Top positive review
63 people found this helpful
Best sub $200 fountain pen out there...
on August 26, 2013
There are many, many reviews of the Lamy 2000 pen available; numerous on Amazon and a plethora of them on the web proper. The pen itself has been in continuous production for almost 50 years, so you won't find a lack of information on it. My perspective on it is from a 'semi-pro' fountain pen collector standpoint; I have a myriad of Mont Blancs, Parker Duofolds, Watermans, Pelikans and other Lamys plus a few Sailors and Pilots thrown in for good measure, so while I'm certainly no expert, I do know my way around a fountain pen.
And saying that, I'll emphasize: There isn't a better sub $200 fountain pen available. It is just a darn near 'perfect' pen.
There are, of course, lots of pens available under $100; LAMY's own Safari's are typically found under $50. But with the 2000 you get three things in a perfect storm of quality that others only offer 'pieces' of:
1. Polycarbonate construction. Lexan/Makralon, call it by it's tradename but it's a form of plastic and it's extremely durable and, for me at least, extremely LIGHT to write with. This pen weighs NOTHING in the hand. If you love heavier writers, you will NOT like the 2000. If you like lighter weight pens, this one is the champion on that aspect alone.
2. Gold nib. Platinum plated gold nib, no less. Other reviews compare it to the Safari and I don't feel that fair; the Safari is a steel nib and open hood; the 2000 is gold and semi-hooded. The 2000's nib is very much 'springier' than the Safari's nib. That's a matter of personal preference, period. I LOVE the Safari in F, or EF for its ability to do fine, intricate detail work. Superlative value there, but it's still like writing with a nail. You do get used to it, but the 2000 is just better in all aspects for cursive writing and expressive writing. Lastly, the semi-hooded design allows the pen to maintain ink flow longer with the cap off.
3. Piston filler, NOT a converter pen. Nothing beats a piston filler for ink capacity. Converters give the least capacity in the LAMY line, then cartridges. But if you're tied to LAMY's PROPRIETARY cartridges, you'd better love their ink colors (unless you go to the trouble to refill them and some actually do!). A piston filler gives you easily a week to two week's worth of writing and is absolutely trouble free.

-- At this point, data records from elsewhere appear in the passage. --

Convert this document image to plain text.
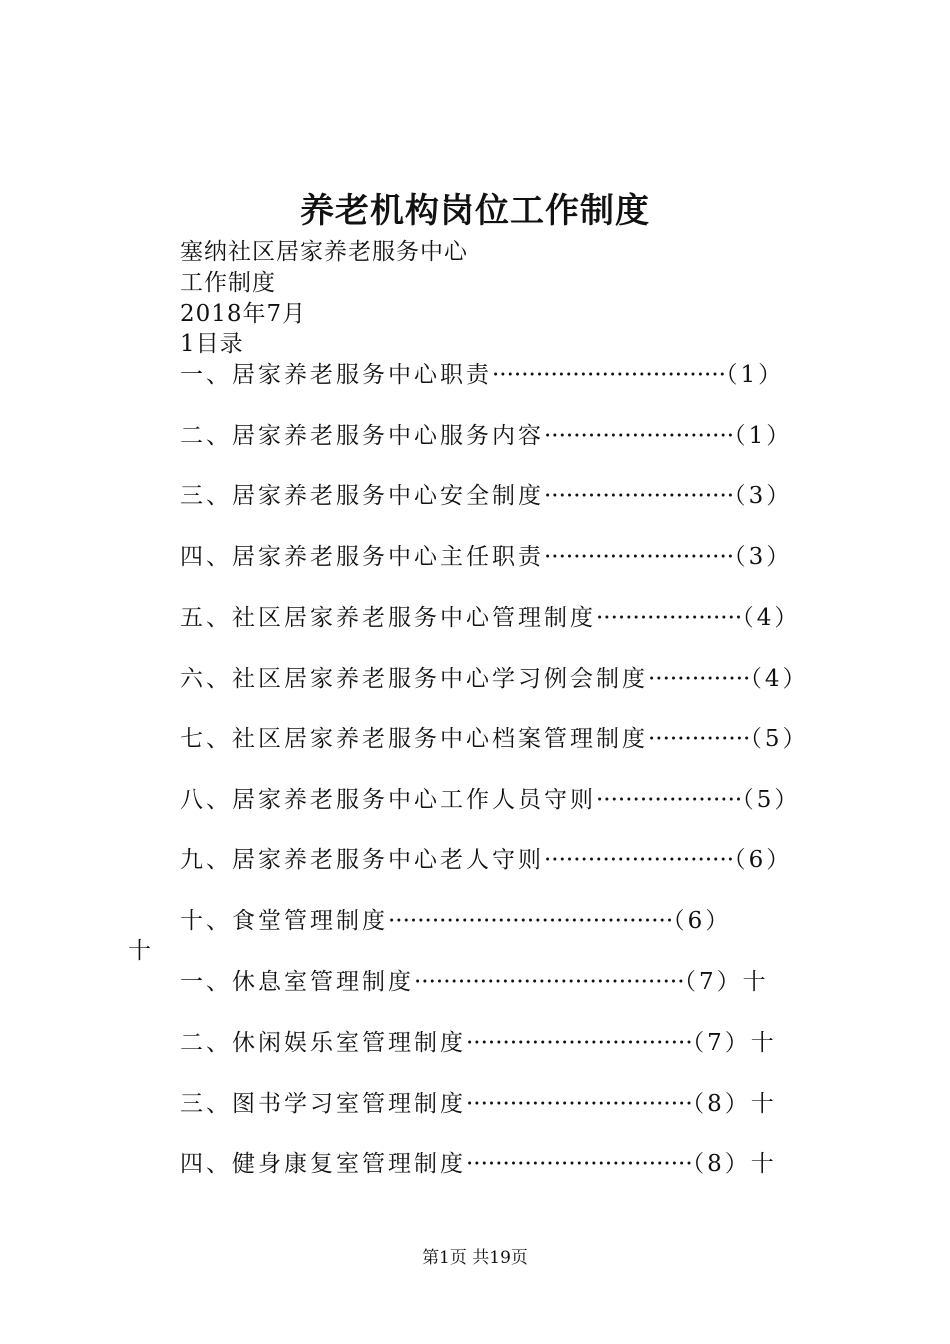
养老机构岗位工作制度
塞纳社区居家养老服务中心
工作制度
2018年7月
1目录
一、居家养老服务中心职责································（1）
二、居家养老服务中心服务内容··························（1）
三、居家养老服务中心安全制度··························（3）
四、居家养老服务中心主任职责··························（3）
五、社区居家养老服务中心管理制度····················（4）
六、社区居家养老服务中心学习例会制度··············（4）
七、社区居家养老服务中心档案管理制度··············（5）
八、居家养老服务中心工作人员守则····················（5）
九、居家养老服务中心老人守则··························（6）
十、食堂管理制度·······································（6）
十
一、休息室管理制度·····································（7）十
二、休闲娱乐室管理制度·······························（7）十
三、图书学习室管理制度·······························（8）十
四、健身康复室管理制度·······························（8）十
第1页 共19页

Combine these features into a pen that is less than $200 and you have a winner. The closest competitor to a LAMY 2000 is a Pelikan but you will have to look long and hard to find one near this price. And even then it won't have a semi-hooded nib or be as light as the LAMY.
All around, a classic pen that is an outstanding value.
***January 18, 2014 Update***--still stand by my review but wanted to add one thing that might help someone out. I accidentally dropped the cap of this pen (and just the cap) and it landed on a vinyl floor. Not concrete, not asphalt, not tile, a vinyl floor. Still took a divot out of the cap's lower ring. My fault, of course, but was surprised the materials used on this pen are that delicate. New cap? $40.00 from Lamy! I bought it because I was mad at myself but wanted to warn those that read these reviews...fantastic pen but don't drop it!